Scientists grow artificial muscles to model muscular dystrophies – Innovita Research

Scientists grow artificial muscles to model muscular dystrophies

Personalized therapies are the future, but they do pose a challenge. If every therapy will be different, how do you test them? Obviously, doctors would have the best test subject available – the patient, but you can only do so much with him. Now a team if scientists lead by UCL found that artificial muscles can be grown from healthy and diseased stem cells of patients with muscular dystrophies.

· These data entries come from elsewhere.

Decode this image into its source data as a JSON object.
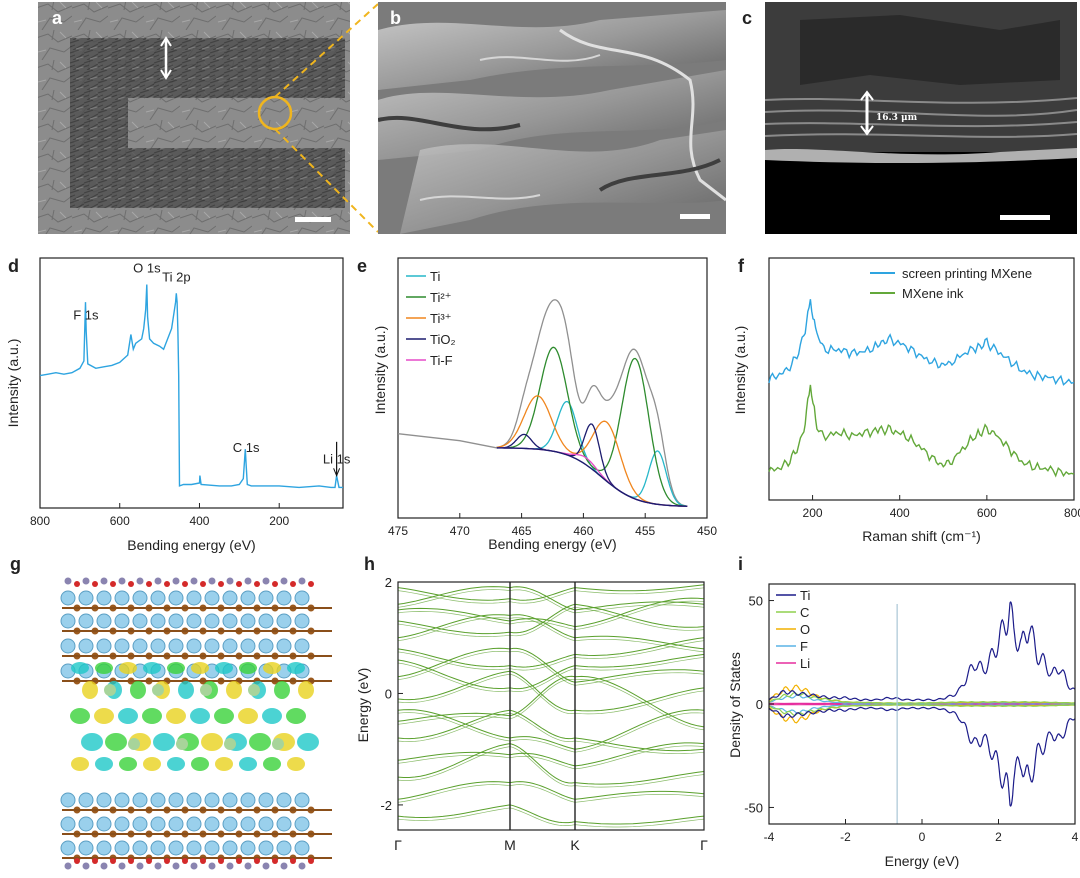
{
  "panel_labels": {
    "a": "a",
    "b": "b",
    "c": "c",
    "d": "d",
    "e": "e",
    "f": "f",
    "g": "g",
    "h": "h",
    "i": "i"
  },
  "sem": {
    "c_thickness": "16.3 μm"
  },
  "colors": {
    "blue": "#2ea4e0",
    "green": "#63a83a",
    "navy": "#1c1c6e",
    "orange": "#f0861e",
    "magenta": "#e64bc8",
    "band": "#5aa02c"
  },
  "chart_data": [
    {
      "id": "d",
      "type": "line",
      "title": "",
      "xlabel": "Bending energy (eV)",
      "ylabel": "Intensity (a.u.)",
      "xlim": [
        800,
        40
      ],
      "xticks": [
        800,
        600,
        400,
        200
      ],
      "annotations": [
        {
          "text": "F 1s",
          "x": 685
        },
        {
          "text": "O 1s",
          "x": 532
        },
        {
          "text": "Ti 2p",
          "x": 458
        },
        {
          "text": "C 1s",
          "x": 283
        },
        {
          "text": "Li 1s",
          "x": 56
        }
      ],
      "series": [
        {
          "name": "XPS survey",
          "x": [
            800,
            780,
            760,
            740,
            720,
            700,
            690,
            686,
            684,
            680,
            660,
            640,
            620,
            600,
            580,
            572,
            566,
            560,
            545,
            540,
            535,
            532,
            530,
            525,
            515,
            500,
            490,
            470,
            460,
            458,
            456,
            454,
            452,
            450,
            440,
            420,
            400,
            399,
            396,
            350,
            320,
            300,
            290,
            285,
            283,
            280,
            270,
            200,
            150,
            100,
            70,
            60,
            56,
            50,
            40
          ],
          "y": [
            0.3,
            0.31,
            0.32,
            0.31,
            0.32,
            0.35,
            0.4,
            0.8,
            0.6,
            0.38,
            0.35,
            0.36,
            0.37,
            0.39,
            0.44,
            0.58,
            0.48,
            0.52,
            0.55,
            0.62,
            0.75,
            0.92,
            0.7,
            0.55,
            0.52,
            0.5,
            0.48,
            0.62,
            0.8,
            0.86,
            0.8,
            0.6,
            0.3,
            -0.45,
            -0.44,
            -0.44,
            -0.43,
            -0.38,
            -0.44,
            -0.45,
            -0.45,
            -0.44,
            -0.4,
            -0.2,
            -0.3,
            -0.44,
            -0.45,
            -0.45,
            -0.46,
            -0.45,
            -0.46,
            -0.46,
            -0.38,
            -0.46,
            -0.46
          ]
        }
      ]
    },
    {
      "id": "e",
      "type": "line",
      "xlabel": "Bending energy (eV)",
      "ylabel": "Intensity (a.u.)",
      "xlim": [
        475,
        450
      ],
      "xticks": [
        475,
        470,
        465,
        460,
        455,
        450
      ],
      "legend": [
        "Ti",
        "Ti²⁺",
        "Ti³⁺",
        "TiO₂",
        "Ti-F"
      ],
      "series": [
        {
          "name": "envelope",
          "color": "#909090",
          "peaks": [
            [
              454,
              0.38,
              0.7
            ],
            [
              455.8,
              1.0,
              1.1
            ],
            [
              458.1,
              0.42,
              1.1
            ],
            [
              459.3,
              0.32,
              0.6
            ],
            [
              461.3,
              0.38,
              0.8
            ],
            [
              462.4,
              0.74,
              1.1
            ],
            [
              463.7,
              0.38,
              1.1
            ],
            [
              464.8,
              0.1,
              0.6
            ]
          ]
        },
        {
          "name": "Ti",
          "color": "#27b7c9",
          "peaks": [
            [
              454,
              0.38,
              0.7
            ],
            [
              461.3,
              0.38,
              0.8
            ]
          ]
        },
        {
          "name": "Ti²⁺",
          "color": "#2e8b2e",
          "peaks": [
            [
              455.8,
              1.0,
              1.1
            ],
            [
              462.4,
              0.74,
              1.1
            ]
          ]
        },
        {
          "name": "Ti³⁺",
          "color": "#f0861e",
          "peaks": [
            [
              458.1,
              0.42,
              1.1
            ],
            [
              463.7,
              0.38,
              1.1
            ]
          ]
        },
        {
          "name": "TiO₂",
          "color": "#1c1c6e",
          "peaks": [
            [
              459.3,
              0.32,
              0.6
            ],
            [
              464.8,
              0.1,
              0.6
            ]
          ]
        },
        {
          "name": "Ti-F",
          "color": "#e64bc8",
          "peaks": [
            [
              459.8,
              0.05,
              0.8
            ]
          ]
        }
      ]
    },
    {
      "id": "f",
      "type": "line",
      "xlabel": "Raman shift (cm⁻¹)",
      "ylabel": "Intensity (a.u.)",
      "xlim": [
        100,
        800
      ],
      "xticks": [
        200,
        400,
        600,
        800
      ],
      "legend": [
        "screen printing MXene",
        "MXene ink"
      ],
      "series": [
        {
          "name": "screen printing MXene",
          "color": "#2ea4e0",
          "x": [
            100,
            120,
            140,
            160,
            180,
            195,
            210,
            230,
            260,
            290,
            320,
            350,
            370,
            390,
            420,
            450,
            480,
            500,
            520,
            550,
            580,
            600,
            620,
            650,
            680,
            710,
            740,
            770,
            800
          ],
          "y": [
            0.55,
            0.57,
            0.6,
            0.66,
            0.8,
            1.0,
            0.8,
            0.72,
            0.72,
            0.7,
            0.71,
            0.74,
            0.78,
            0.77,
            0.73,
            0.68,
            0.64,
            0.63,
            0.65,
            0.7,
            0.74,
            0.76,
            0.72,
            0.66,
            0.6,
            0.57,
            0.56,
            0.54,
            0.53
          ]
        },
        {
          "name": "MXene ink",
          "color": "#63a83a",
          "x": [
            100,
            120,
            140,
            160,
            180,
            195,
            210,
            230,
            260,
            290,
            320,
            350,
            370,
            390,
            420,
            450,
            480,
            500,
            520,
            550,
            580,
            600,
            620,
            650,
            680,
            710,
            740,
            770,
            800
          ],
          "y": [
            0.02,
            0.03,
            0.06,
            0.12,
            0.25,
            0.52,
            0.26,
            0.22,
            0.24,
            0.22,
            0.24,
            0.25,
            0.26,
            0.25,
            0.21,
            0.15,
            0.08,
            0.05,
            0.08,
            0.16,
            0.24,
            0.26,
            0.23,
            0.15,
            0.07,
            0.04,
            0.03,
            0.01,
            0.0
          ]
        }
      ]
    },
    {
      "id": "h",
      "type": "line",
      "xlabel": "",
      "ylabel": "Energy (eV)",
      "ylim": [
        -2.45,
        2
      ],
      "yticks": [
        -2,
        0,
        2
      ],
      "kpoints": [
        "Γ",
        "M",
        "K",
        "Γ"
      ],
      "series": [
        {
          "name": "bands",
          "color": "#5aa02c",
          "bands": [
            [
              1.9,
              1.7,
              1.9,
              1.95
            ],
            [
              1.6,
              1.9,
              1.5,
              1.6
            ],
            [
              1.3,
              1.1,
              1.6,
              1.2
            ],
            [
              1.0,
              1.4,
              1.0,
              0.8
            ],
            [
              0.8,
              0.5,
              0.7,
              1.0
            ],
            [
              0.3,
              0.8,
              0.2,
              0.4
            ],
            [
              -0.1,
              0.4,
              -0.3,
              0.1
            ],
            [
              -0.5,
              -0.4,
              0.3,
              -0.6
            ],
            [
              -0.8,
              -0.3,
              -0.8,
              -1.0
            ],
            [
              -1.2,
              -1.1,
              -1.3,
              -0.9
            ],
            [
              -1.5,
              -0.9,
              -1.6,
              -1.4
            ],
            [
              -1.9,
              -1.6,
              -1.9,
              -1.8
            ],
            [
              -2.2,
              -2.0,
              -2.3,
              -2.2
            ],
            [
              -0.3,
              -0.8,
              -1.0,
              -0.3
            ],
            [
              0.6,
              0.1,
              0.5,
              0.7
            ],
            [
              1.5,
              1.3,
              1.2,
              1.7
            ]
          ]
        }
      ]
    },
    {
      "id": "i",
      "type": "line",
      "xlabel": "Energy  (eV)",
      "ylabel": "Density of States",
      "xlim": [
        -4,
        4
      ],
      "ylim": [
        -58,
        58
      ],
      "xticks": [
        -4,
        -2,
        0,
        2,
        4
      ],
      "yticks": [
        50,
        0,
        -50
      ],
      "fermi_line": -0.65,
      "legend": [
        "Ti",
        "C",
        "O",
        "F",
        "Li"
      ],
      "series": [
        {
          "name": "Ti",
          "color": "#1c1c8a",
          "x": [
            -4,
            -3.6,
            -3.2,
            -2.8,
            -2.4,
            -2,
            -1.6,
            -1.2,
            -0.8,
            -0.4,
            0,
            0.4,
            0.8,
            1.0,
            1.2,
            1.4,
            1.6,
            1.8,
            2.0,
            2.2,
            2.3,
            2.4,
            2.6,
            2.8,
            3.0,
            3.2,
            3.4,
            3.6,
            3.8,
            4.0
          ],
          "y": [
            2,
            6,
            5,
            4,
            3,
            3,
            2,
            2,
            3,
            2,
            2,
            2,
            4,
            7,
            14,
            20,
            16,
            22,
            30,
            40,
            46,
            34,
            28,
            38,
            24,
            20,
            14,
            18,
            10,
            6
          ]
        },
        {
          "name": "C",
          "color": "#8fd14f",
          "x": [
            -4,
            -3.6,
            -3.2,
            -2.8,
            -2.4,
            -2,
            -1,
            0,
            1,
            2,
            3,
            4
          ],
          "y": [
            1,
            4,
            5,
            3,
            2,
            1,
            0.5,
            0.5,
            1,
            1,
            1,
            0.5
          ]
        },
        {
          "name": "O",
          "color": "#f2b100",
          "x": [
            -4,
            -3.6,
            -3.2,
            -2.8,
            -2.4,
            -2,
            -1,
            0,
            1,
            2,
            3,
            4
          ],
          "y": [
            2,
            7,
            8,
            4,
            2,
            1,
            0.5,
            0.5,
            0.8,
            1,
            0.8,
            0.5
          ]
        },
        {
          "name": "F",
          "color": "#5ab4e5",
          "x": [
            -4,
            -3.6,
            -3.2,
            -2.8,
            -2.4,
            -2,
            -1,
            0,
            1,
            2,
            3,
            4
          ],
          "y": [
            1,
            3,
            4,
            2,
            1,
            0.5,
            0.3,
            0.3,
            0.5,
            0.6,
            0.5,
            0.3
          ]
        },
        {
          "name": "Li",
          "color": "#e62e9e",
          "x": [
            -4,
            -2,
            0,
            2,
            4
          ],
          "y": [
            0.3,
            0.3,
            0.2,
            0.3,
            0.2
          ]
        }
      ]
    }
  ]
}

Histopathology of gastrocnemius muscle from patient who died of pseudohypertrophic muscular dystrophy, Duchenne type. Image credit: Dr. Edwin P. Ewing, Jr via Wikimedia

These artificially grown 3D muscles then could be used to test various therapies, because they are a perfect representation of the patient’s cells. Scientists were very happy to see that these muscle models display all the characteristic features of severe muscle diseases. Furthermore, the stem cell technology allows scientists to grow unlimited amount of samples and they can be combined with other types of cells, such as motor neurons. Scientists managed to grow muscles from stem cells from patients of various forms of muscle dystrophy, proving that this method could provide personalized treatment to many people.

As you may imagine, muscle cells are not actually necessary for this process. Scientists took samples of skin cells and turned them into pluripotent stem cells, which then can be grown to become muscle cells as well as other components of muscle tissue, such as blood vessel cells and motor neuron cells. Dr Francesco Saverio Tedesco, one of the authors of the study, said: “Our findings are expected to facilitate development of therapies for incurable forms of muscular dystrophy by providing a novel way to test treatments in a personalised fashion and on multiple cell types at the same time. They could also help in developing artificial muscles for tissue replacement”.

This research was based on previous work, which showed that human pluripotent stem cells can be grown to become muscle cells. In this way indefinite amount of artificial muscle can be grown in the laboratory, using existing techniques and equipment. This new study proved that these artificial muscles can be used to model severe diseases and thus are perfect models for testing various therapies. Now we have to wait and see how scientists will employ this process.

Of course there are disadvantages. Personalized treatments should be quick. While having several models allows testing different therapies at the same time, which is not possible now testing drugs on the patient, other aspects of this process are still to be perfected.